Beykoz Kanlıca'daki yalılarında, Kültür ve Tabiat Varlıklarını Koruma Kanunu'na aykırı tadilat yaptırdığı iddiasıyla iş adamı Rıza Sarraf ile dosyalarının ayrılmasına karar verilen sanıklar Ebru Gündeş Sarraf ve inşaat mühendisi Hakkı Süha Gökdemir'in üçer yıla kadar hapis cezası istemiyle yargılanmalarına devam edildi.
Beykoz 1. Asliye Ceza Mahkemesindeki duruşmaya, Sarraf'ın avukatı Tuğçe Yanarkol ile şikayetçi Çevre ve Şehircilik İl Müdürlüğü avukatı Kevser Erman katıldı.
Hakim Şeyda Kibar Yıldırım, Rıza Sarraf'ın istinabe yoluyla savunmasının alınabilmesi amacıyla evrakların tercüme ettirilerek gönderildiği Uluslararası Hukuk ve Dışilişkiler Genel Müdürlüğünden henüz cevap gelmediğini tutanağa geçirdi.
Duruşmada tanık olarak dinlenilen Fatma Sema Küçüksöz, şunları söyledi:
'Rıza Sarraf adına kayıtlı olan yerin, Sarraf'tan önceki malikine bu yeri devreden kişiyim. Ben yalıyı aldığımda harabe vaziyetteydi. Bu nedenle mimar Erdem Bey ile bu iş için anlaştım. Tüm projeleri aslına uygun olarak hazırlandı. Anıtlar Bölge Müdürlüğünden gerekli izinler alındı ve izin doğrultusunda harabe yapı yıkılarak aslına uygun şekilde baştan yapılmaya başlandı. Boğaziçi İmar Kurulu'ndan da iznimiz vardı. O zaman komşu parsel hemen hemen bana bitişik şekildeydi. Sol tarafta kalan ve o dönem Yahya Bey'e ait olan yerle aramda ise yaklaşık 1,5-2 metre boşluk vardı. Asansör yoktu.
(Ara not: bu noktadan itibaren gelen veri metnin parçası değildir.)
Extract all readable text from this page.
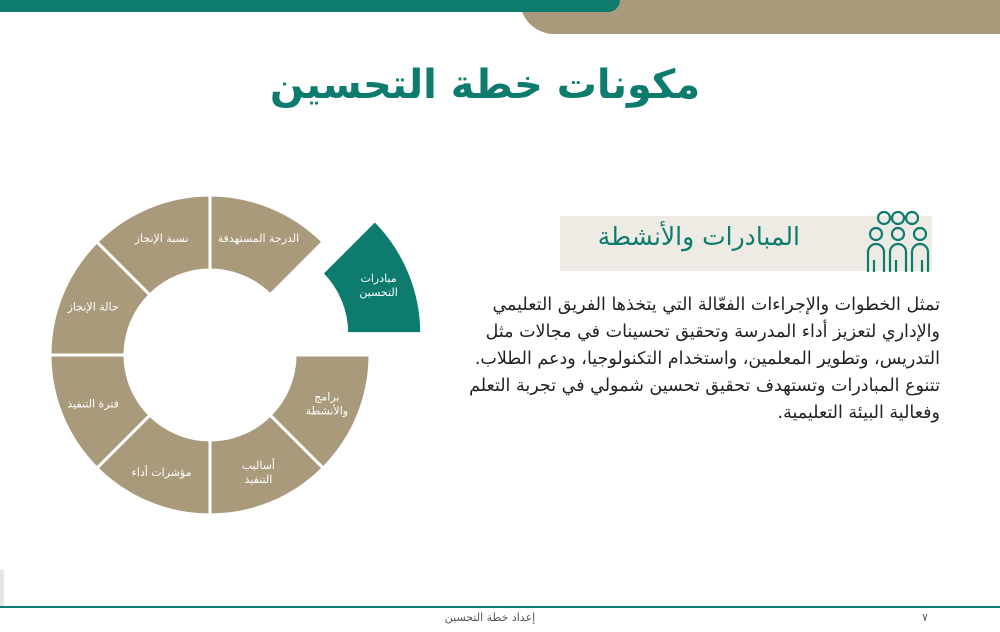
مكونات خطة التحسين
مبادرات
التحسين
برامج
والأنشطة
أساليب
التنفيذ
مؤشرات أداء
فترة التنفيذ
حالة الإنجاز
نسبة الإنجاز	الدرجة المستهدفة	المبادرات والأنشطة
تمثل الخطوات والإجراءات الفعّالة التي يتخذها الفريق التعليمي والإداري لتعزيز أداء المدرسة وتحقيق تحسينات في مجالات مثل التدريس، وتطوير المعلمين، واستخدام التكنولوجيا، ودعم الطلاب. تتنوع المبادرات وتستهدف تحقيق تحسين شمولي في تجربة التعلم وفعالية البيئة التعليمية.
إعداد خطة التحسين	٧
Ancak bizim projemizde rahatsızlığım nedeniyle bir asansör boşluğu vardı.'
Söz konusu taşınmazı sağlığı elvermediği için tamamlayamadan satmak zorunda kaldıklarını aktaran Küçüksöz, 'Sadece duvarları çıkılmış vaziyette sıvası dahi yapılmadan devretmiştim. Benden sonra yapılan işlemleri ise bilmiyorum. Şunu da belirtmek isterim. Bahsettiğim 3 yalı hemen hemen aynı yükseklikteydi. Sadece denize doğru sağ tarafımda kalan yalı çok az miktarda benim yalımdan yüksekti. Sonradan basından gördüğüm resimlerden yalının diğerlerine göre yükseltilmiş olduğunu gördüm. Ayrıca benim yalımla sağımda kalan yalı arasında sadece rıhtım tarafından küçük bir birleşme vardı.' diye konuştu.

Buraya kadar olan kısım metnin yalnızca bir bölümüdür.